Adapun kelompok pengangguran terbuka yang berlatar belakang SD ke bawah sebanyak 3,61 persen, SMP 6,46 persen, SMA (9,86 persen), dan sekolah menengah kejuruan 13,55 persen. Tingkat pengangguran terbuka lulusan diploma 8,08 persen, sedangkan lulusan universitas 7,35 persen.
Situasi ketenagakerjaan tersebut dihadapi Indonesia yang semestinya sedang menikmati bonus demografi, yakni jumlah penduduk berusia produktif atau angkatan kerja (usia 15-64 tahun) lebih besar dibandingkan penduduk yang tidak produktif (usia di bawah 5 tahun dan di atas 64 tahun) yang diperkirakan terjadi pada kurun 2020-2030.
Kementerian Ketenagakerjaan memperkirakan, jumlah penduduk berusia 20-39 tahun sebanyak 107,56 juta jiwa dan mendominasi struktur kependudukan.

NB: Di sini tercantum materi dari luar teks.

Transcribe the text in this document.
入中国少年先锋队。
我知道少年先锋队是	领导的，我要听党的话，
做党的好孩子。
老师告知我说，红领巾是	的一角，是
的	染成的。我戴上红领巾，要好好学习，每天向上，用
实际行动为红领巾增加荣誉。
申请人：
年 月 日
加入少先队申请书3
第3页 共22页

Menurut Presiden Konfederasi Serikat Buruh Seluruh Indonesia (KSBSI) Elly Rosita Silaban, kondisi yang dialami Indonesia belum bisa disebut sebagai bonus demografi. Sebab, apabila ingin menikmati bonus tersebut, sumber daya manusia yang tersedia mesti memadai, khususnya dari sisi kualitas.
Menurut Elly, tenaga kerja mau tidak mau harus beradaptasi dengan mengembangkan keterampilan-keterampilan digital, pola pikir memecahkan masalah, dan strategi komunikasi sehingga dapat menguatkan kemitraan dengan pengusaha sebagai bagian dari solusi bersama.
Pakar sosiologi ketenagakerjaan Universitas Gadjah Mada, Tadjuddin Noer Effendi, berpendapat, Indonesia tengah membangun ekosistem yang mampu menggaet investasi dan menumbuhkan industri. Dalam hal ini pelatihan keterampilan menjadi kunci agar sumber daya manusia yang tersedia dapat memenuhi kebutuhan tersebut.
Merefleksikan situasi ketenagakerjaan saat ini, Direktur Ketenagakerjaan Kementerian Perencanaan Pembangunan Nasional/Badan Perencanaan Pembangunan Nasional (Bappenas) Mahatmi Parwitasari Saronto menyatakan, masih ada ketidakcocokan (missmatch) antara permintaan keahlian dan tenaga kerja yang ada saat ini. ”Kondisi missmatch ini dapat lebih lebar lagi ke depannya. Dampaknya, produktivitas pun tak meningkat,” katanya.
Tren ketenagakerjaan menuntut pekerja yang kreatif serta fleksibel secara kognitif dan emosional. Orientasi budaya dan pola kerja pun bergeser menjadi keseimbangan kehidupan pribadi dan pekerjaan (work-life balance) yang memberikan fleksibilitas waktu sehingga pekerja dapat menghabiskannya untuk keluarga dan mengembangkan diri tetapi tetap produktif.
Ketua Komite Tenaga Kerja dan Jaminan Sosial untuk Upah Asosiasi Pengusaha Indonesia (Apindo) Aloysius Budi Santoso menambahkan, bentuk kesejahteraan pekerja pun akan bergeser. Tak hanya mempersoalkan upah, kesejahteraan pun meliputi peningkatan kompetensi pekerja dan keterikatan yang membuat pekerja merasa perusahaan sebagai rumah kedua.
Pengusaha dan pekerja juga mesti mencapai titik optimum ketika menghadapkan kepentingan masing-masing. ”Titik optimum ini berupa produktivitas dan daya saing yang tecermin dari produk akhir,” ujarnya.